If the contract expires, UNC healthcare - including UNC Hospitals, UNC Physicians and Associates, Rex Healthcare, and Rex Physicians - would be considered "out of network," and patients would have to go elsewhere or pay considerably more to use UNC services.
The two companies are arguing over the rates used to reimburse hospitals for services. UNC's letter says it is trying to negotiate a "fair and equitable" contract and urges patients to contact CIGNA.
"There is no reason for CIGNA to reject a fair contract," reads the letter in part. "And there is no reason people should have to pay more to go to the doctor or hospital of their choice."
But when ABC11 contacted CIGNA for a comment Tuesday, it said UNC is requesting rates that are nearly twice what Medicare has established as fair reimbursement in North Carolina.

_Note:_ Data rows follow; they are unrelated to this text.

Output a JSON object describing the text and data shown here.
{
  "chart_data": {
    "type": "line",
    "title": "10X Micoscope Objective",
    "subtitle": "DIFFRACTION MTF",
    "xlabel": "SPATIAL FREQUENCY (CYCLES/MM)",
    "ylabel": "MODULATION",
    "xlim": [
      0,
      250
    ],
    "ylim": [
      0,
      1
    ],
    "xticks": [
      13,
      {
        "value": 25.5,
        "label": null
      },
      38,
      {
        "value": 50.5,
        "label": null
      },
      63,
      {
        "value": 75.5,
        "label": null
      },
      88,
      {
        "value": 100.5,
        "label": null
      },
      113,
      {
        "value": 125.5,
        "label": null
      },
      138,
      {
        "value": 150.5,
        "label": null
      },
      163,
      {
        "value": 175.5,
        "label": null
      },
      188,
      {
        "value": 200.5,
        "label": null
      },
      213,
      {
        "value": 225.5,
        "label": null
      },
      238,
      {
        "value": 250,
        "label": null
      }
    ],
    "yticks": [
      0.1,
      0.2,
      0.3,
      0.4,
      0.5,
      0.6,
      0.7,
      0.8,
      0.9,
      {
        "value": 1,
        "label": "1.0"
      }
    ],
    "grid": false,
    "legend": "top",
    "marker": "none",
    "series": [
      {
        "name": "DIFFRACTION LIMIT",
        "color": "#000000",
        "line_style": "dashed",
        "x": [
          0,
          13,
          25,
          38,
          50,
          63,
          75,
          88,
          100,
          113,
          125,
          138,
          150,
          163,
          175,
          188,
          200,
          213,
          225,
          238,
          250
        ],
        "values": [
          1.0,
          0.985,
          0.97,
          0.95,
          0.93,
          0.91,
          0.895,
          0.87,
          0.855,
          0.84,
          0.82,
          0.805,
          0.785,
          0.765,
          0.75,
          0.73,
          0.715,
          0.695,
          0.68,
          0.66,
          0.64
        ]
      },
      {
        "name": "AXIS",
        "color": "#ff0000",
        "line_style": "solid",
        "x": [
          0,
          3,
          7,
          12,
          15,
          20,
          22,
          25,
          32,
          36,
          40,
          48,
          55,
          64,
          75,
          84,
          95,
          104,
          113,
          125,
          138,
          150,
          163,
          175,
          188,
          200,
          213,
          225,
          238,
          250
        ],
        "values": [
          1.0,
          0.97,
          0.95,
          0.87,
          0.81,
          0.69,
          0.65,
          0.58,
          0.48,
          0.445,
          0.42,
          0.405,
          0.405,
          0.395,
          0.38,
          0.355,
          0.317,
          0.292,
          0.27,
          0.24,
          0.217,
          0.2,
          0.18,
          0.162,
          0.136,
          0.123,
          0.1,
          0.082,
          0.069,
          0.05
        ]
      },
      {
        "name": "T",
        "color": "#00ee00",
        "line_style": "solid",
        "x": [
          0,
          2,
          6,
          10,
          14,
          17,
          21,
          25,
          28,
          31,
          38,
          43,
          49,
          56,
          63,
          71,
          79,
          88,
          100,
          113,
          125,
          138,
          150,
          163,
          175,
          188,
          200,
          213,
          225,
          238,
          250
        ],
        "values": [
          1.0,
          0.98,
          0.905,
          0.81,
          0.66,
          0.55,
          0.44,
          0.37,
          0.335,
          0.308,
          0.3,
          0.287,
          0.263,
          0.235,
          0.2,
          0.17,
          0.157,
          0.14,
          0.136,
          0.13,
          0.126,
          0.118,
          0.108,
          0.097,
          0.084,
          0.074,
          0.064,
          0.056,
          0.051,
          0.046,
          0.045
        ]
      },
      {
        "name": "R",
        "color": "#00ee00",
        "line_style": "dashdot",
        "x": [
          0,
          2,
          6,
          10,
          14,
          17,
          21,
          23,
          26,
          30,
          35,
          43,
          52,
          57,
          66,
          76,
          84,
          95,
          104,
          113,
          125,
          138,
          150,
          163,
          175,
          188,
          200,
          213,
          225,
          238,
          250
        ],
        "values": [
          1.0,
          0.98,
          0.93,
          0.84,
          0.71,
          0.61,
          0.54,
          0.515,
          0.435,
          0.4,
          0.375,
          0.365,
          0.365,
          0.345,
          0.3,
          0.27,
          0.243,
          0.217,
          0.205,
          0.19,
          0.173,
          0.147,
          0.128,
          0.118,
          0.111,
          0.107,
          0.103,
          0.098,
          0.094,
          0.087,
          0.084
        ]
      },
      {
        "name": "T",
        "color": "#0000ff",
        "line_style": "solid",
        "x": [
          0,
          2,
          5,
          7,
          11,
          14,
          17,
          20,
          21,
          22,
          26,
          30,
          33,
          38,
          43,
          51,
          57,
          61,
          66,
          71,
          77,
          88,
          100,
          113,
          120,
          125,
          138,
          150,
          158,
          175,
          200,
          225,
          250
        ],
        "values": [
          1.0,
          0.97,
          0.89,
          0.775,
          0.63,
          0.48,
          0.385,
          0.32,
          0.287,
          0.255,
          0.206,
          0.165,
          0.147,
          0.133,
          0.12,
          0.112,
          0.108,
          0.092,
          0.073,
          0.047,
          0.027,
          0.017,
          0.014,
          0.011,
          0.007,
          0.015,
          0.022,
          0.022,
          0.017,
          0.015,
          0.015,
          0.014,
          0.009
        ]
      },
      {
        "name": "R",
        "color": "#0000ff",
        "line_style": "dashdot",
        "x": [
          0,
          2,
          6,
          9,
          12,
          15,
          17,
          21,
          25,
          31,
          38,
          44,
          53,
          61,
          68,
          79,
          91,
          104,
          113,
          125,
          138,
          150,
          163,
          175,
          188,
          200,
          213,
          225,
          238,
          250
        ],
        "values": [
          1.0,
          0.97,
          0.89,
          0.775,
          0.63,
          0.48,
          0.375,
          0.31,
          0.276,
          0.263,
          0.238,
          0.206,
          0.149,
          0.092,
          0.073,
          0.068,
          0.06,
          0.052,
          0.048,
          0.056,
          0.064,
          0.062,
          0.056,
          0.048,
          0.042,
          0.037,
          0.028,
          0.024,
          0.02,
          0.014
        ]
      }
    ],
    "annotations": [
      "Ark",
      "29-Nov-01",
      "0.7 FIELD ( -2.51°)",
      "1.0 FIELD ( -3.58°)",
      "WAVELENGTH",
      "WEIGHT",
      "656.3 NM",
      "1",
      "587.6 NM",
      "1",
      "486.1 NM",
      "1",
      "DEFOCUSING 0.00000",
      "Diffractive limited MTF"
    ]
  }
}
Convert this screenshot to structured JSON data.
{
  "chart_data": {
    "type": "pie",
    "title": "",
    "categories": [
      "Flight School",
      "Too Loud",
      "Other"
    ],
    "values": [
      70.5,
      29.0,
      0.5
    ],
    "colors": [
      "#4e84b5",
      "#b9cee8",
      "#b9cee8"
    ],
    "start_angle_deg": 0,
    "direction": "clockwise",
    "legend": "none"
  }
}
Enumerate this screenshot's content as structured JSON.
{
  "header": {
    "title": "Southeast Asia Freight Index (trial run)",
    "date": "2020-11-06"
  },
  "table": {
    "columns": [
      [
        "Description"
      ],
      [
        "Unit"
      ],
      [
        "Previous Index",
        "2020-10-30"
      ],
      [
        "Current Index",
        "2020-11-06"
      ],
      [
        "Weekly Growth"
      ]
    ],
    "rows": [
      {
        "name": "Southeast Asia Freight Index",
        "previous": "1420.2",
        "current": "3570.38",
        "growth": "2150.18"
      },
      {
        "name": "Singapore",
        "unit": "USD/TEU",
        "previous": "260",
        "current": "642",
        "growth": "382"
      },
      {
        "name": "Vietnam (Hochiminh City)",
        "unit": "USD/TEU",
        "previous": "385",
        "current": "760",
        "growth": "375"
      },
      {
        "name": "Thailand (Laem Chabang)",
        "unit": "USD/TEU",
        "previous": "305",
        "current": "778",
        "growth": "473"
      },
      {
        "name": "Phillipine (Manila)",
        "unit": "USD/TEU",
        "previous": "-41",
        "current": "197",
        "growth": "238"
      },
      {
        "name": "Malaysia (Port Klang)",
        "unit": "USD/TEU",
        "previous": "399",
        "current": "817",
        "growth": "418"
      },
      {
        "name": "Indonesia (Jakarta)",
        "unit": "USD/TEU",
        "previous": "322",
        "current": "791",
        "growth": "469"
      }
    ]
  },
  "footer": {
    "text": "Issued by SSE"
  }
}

"This is difficult to imagine in a state with one of the highest levels of unemployment," said CIGNA's statement. "The fair rates offered by CIGNA would provide market competitive reimbursement for hospital and physician services."
CIGNA also said most of its North Carolina clients are self-funded. Meaning they pay medical costs for employees directly and CIGNA just manages the insurance claims. It says the higher rates UNC wants go directly to the bottom line of companies hit hard by the recession.
"As a result of this demand, UNC/REX hospitals and affiliated physicians will no longer be considered “in-network” effective January 1, 2010," said the statement.
CIGNA said it will work with patients to help them transition to new doctors.